B. Guarantor is the direct parent of Debtor and will receive substantial and direct benefits from the performance by CDP of its obligations under the Commercialization Agreement.
C. Guarantor has agreed to enter into this Guaranty to provide assurance for the performance of Debtors obligations in connection with the Commercialization Agreement and to induce Creditor to enter into the Commercialization Agreement.

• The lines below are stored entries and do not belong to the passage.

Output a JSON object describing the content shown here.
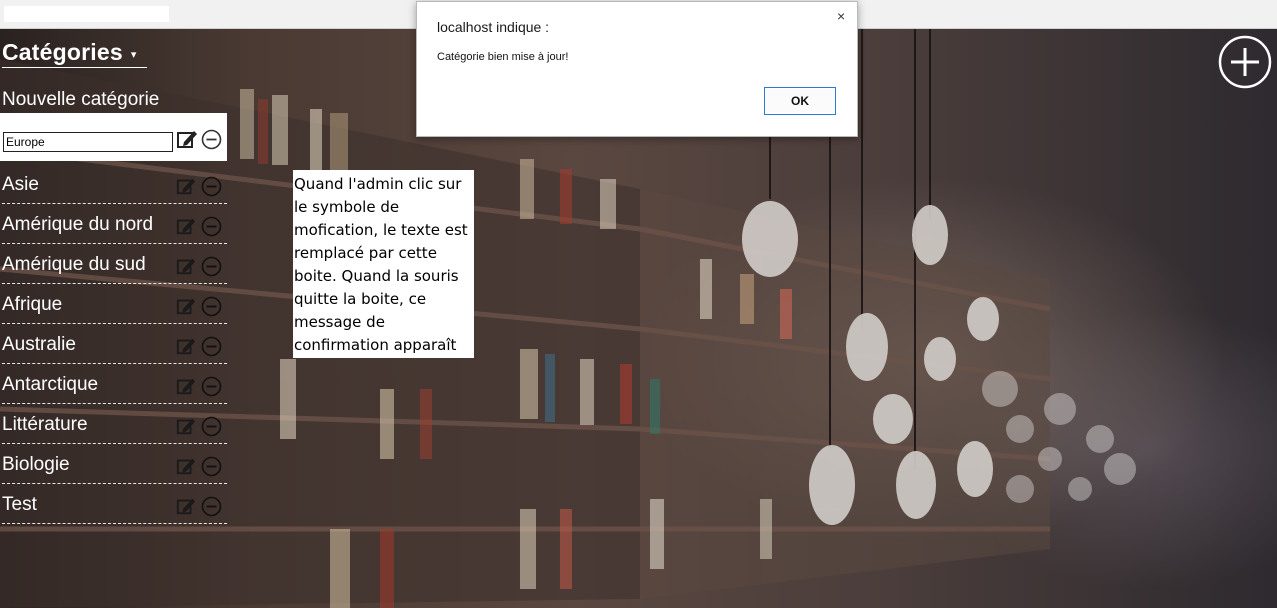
{
  "sidebar": {
    "header": {
      "title": "Catégories",
      "caret": "▾"
    },
    "new_category_label": "Nouvelle catégorie",
    "edit_value": "Europe",
    "categories": [
      {
        "label": "Asie"
      },
      {
        "label": "Amérique du nord"
      },
      {
        "label": "Amérique du sud"
      },
      {
        "label": "Afrique"
      },
      {
        "label": "Australie"
      },
      {
        "label": "Antarctique"
      },
      {
        "label": "Littérature"
      },
      {
        "label": "Biologie"
      },
      {
        "label": "Test"
      }
    ],
    "icons": {
      "edit": "edit-icon",
      "remove": "minus-circle-icon"
    }
  },
  "note": {
    "text": "Quand l'admin clic sur le symbole de mofication, le texte est remplacé par cette boite. Quand la souris quitte la boite, ce message de confirmation apparaît"
  },
  "add_button": {
    "icon": "plus-circle-icon"
  },
  "dialog": {
    "title": "localhost indique :",
    "message": "Catégorie bien mise à jour!",
    "ok_label": "OK",
    "close_glyph": "×"
  },
  "colors": {
    "text_light": "#ffffff",
    "dialog_ok_border": "#2b7bd6",
    "background_dark": "#2b2525"
  }
}
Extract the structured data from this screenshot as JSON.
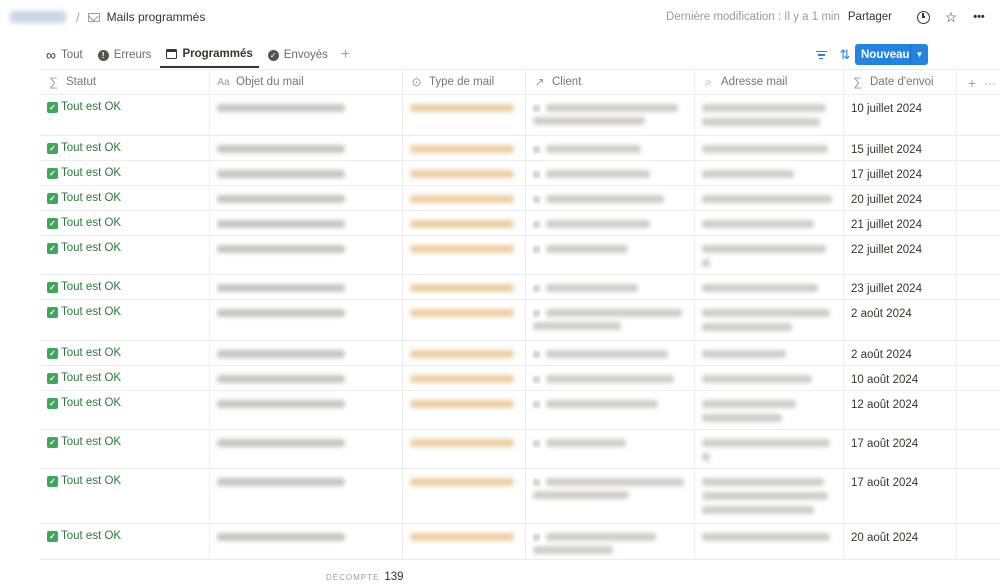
{
  "breadcrumb": {
    "page_title": "Mails programmés",
    "separator": "/"
  },
  "topbar": {
    "last_edit": "Dernière modification : Il y a 1 min",
    "share_label": "Partager",
    "more_label": "•••"
  },
  "tabs": [
    {
      "label": "Tout",
      "icon": "infinity-icon"
    },
    {
      "label": "Erreurs",
      "icon": "alert-circle-icon"
    },
    {
      "label": "Programmés",
      "icon": "calendar-icon",
      "active": true
    },
    {
      "label": "Envoyés",
      "icon": "check-circle-icon"
    }
  ],
  "toolbar": {
    "new_label": "Nouveau",
    "more_label": "···"
  },
  "colors": {
    "accent": "#2383e2",
    "status_green": "#2b7a3d",
    "check_bg": "#3fa75a"
  },
  "table": {
    "columns": [
      {
        "label": "Statut",
        "icon": "sigma-icon"
      },
      {
        "label": "Objet du mail",
        "icon": "text-icon"
      },
      {
        "label": "Type de mail",
        "icon": "select-icon"
      },
      {
        "label": "Client",
        "icon": "relation-arrow-icon"
      },
      {
        "label": "Adresse mail",
        "icon": "search-icon"
      },
      {
        "label": "Date d'envoi",
        "icon": "sigma-icon"
      }
    ],
    "rows": [
      {
        "status": "Tout est OK",
        "date": "10 juillet 2024",
        "client_lines": 2,
        "mail_lines": 2
      },
      {
        "status": "Tout est OK",
        "date": "15 juillet 2024",
        "client_lines": 1,
        "mail_lines": 1
      },
      {
        "status": "Tout est OK",
        "date": "17 juillet 2024",
        "client_lines": 1,
        "mail_lines": 1
      },
      {
        "status": "Tout est OK",
        "date": "20 juillet 2024",
        "client_lines": 1,
        "mail_lines": 1
      },
      {
        "status": "Tout est OK",
        "date": "21 juillet 2024",
        "client_lines": 1,
        "mail_lines": 1
      },
      {
        "status": "Tout est OK",
        "date": "22 juillet 2024",
        "client_lines": 1,
        "mail_lines": 2
      },
      {
        "status": "Tout est OK",
        "date": "23 juillet 2024",
        "client_lines": 1,
        "mail_lines": 1
      },
      {
        "status": "Tout est OK",
        "date": "2 août 2024",
        "client_lines": 2,
        "mail_lines": 2
      },
      {
        "status": "Tout est OK",
        "date": "2 août 2024",
        "client_lines": 1,
        "mail_lines": 1
      },
      {
        "status": "Tout est OK",
        "date": "10 août 2024",
        "client_lines": 1,
        "mail_lines": 1
      },
      {
        "status": "Tout est OK",
        "date": "12 août 2024",
        "client_lines": 1,
        "mail_lines": 2
      },
      {
        "status": "Tout est OK",
        "date": "17 août 2024",
        "client_lines": 1,
        "mail_lines": 2
      },
      {
        "status": "Tout est OK",
        "date": "17 août 2024",
        "client_lines": 2,
        "mail_lines": 3
      },
      {
        "status": "Tout est OK",
        "date": "20 août 2024",
        "client_lines": 2,
        "mail_lines": 1
      }
    ]
  },
  "footer": {
    "count_label": "DÉCOMPTE",
    "count_value": "139"
  }
}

D. The execution and delivery of this Guaranty by Guarantor is a condition to Creditors execution and delivery of the Commercialization Agreement.
Agreement
NOW, THEREFORE, for and in consideration of the recitals and the mutual covenants contained in this Guaranty, and other good and valuable consideration, the adequacy, receipt, and sufficiency of which are hereby acknowledged, Guarantor hereby agrees as follows:
1. Guaranty. Guarantor hereby unconditionally and absolutely guarantees the punctual payment as and when due and payable of Debtors payment obligations arising under the Commercialization Agreement during the term of the Guaranty, as such Commercialization Agreement may be amended or modified from time to time (collectively, the Guaranteed Obligations). Guarantors obligations and liability under this Guaranty shall be limited to Debtors payment obligations arising under the Commercialization Agreement during the term of the Guaranty only.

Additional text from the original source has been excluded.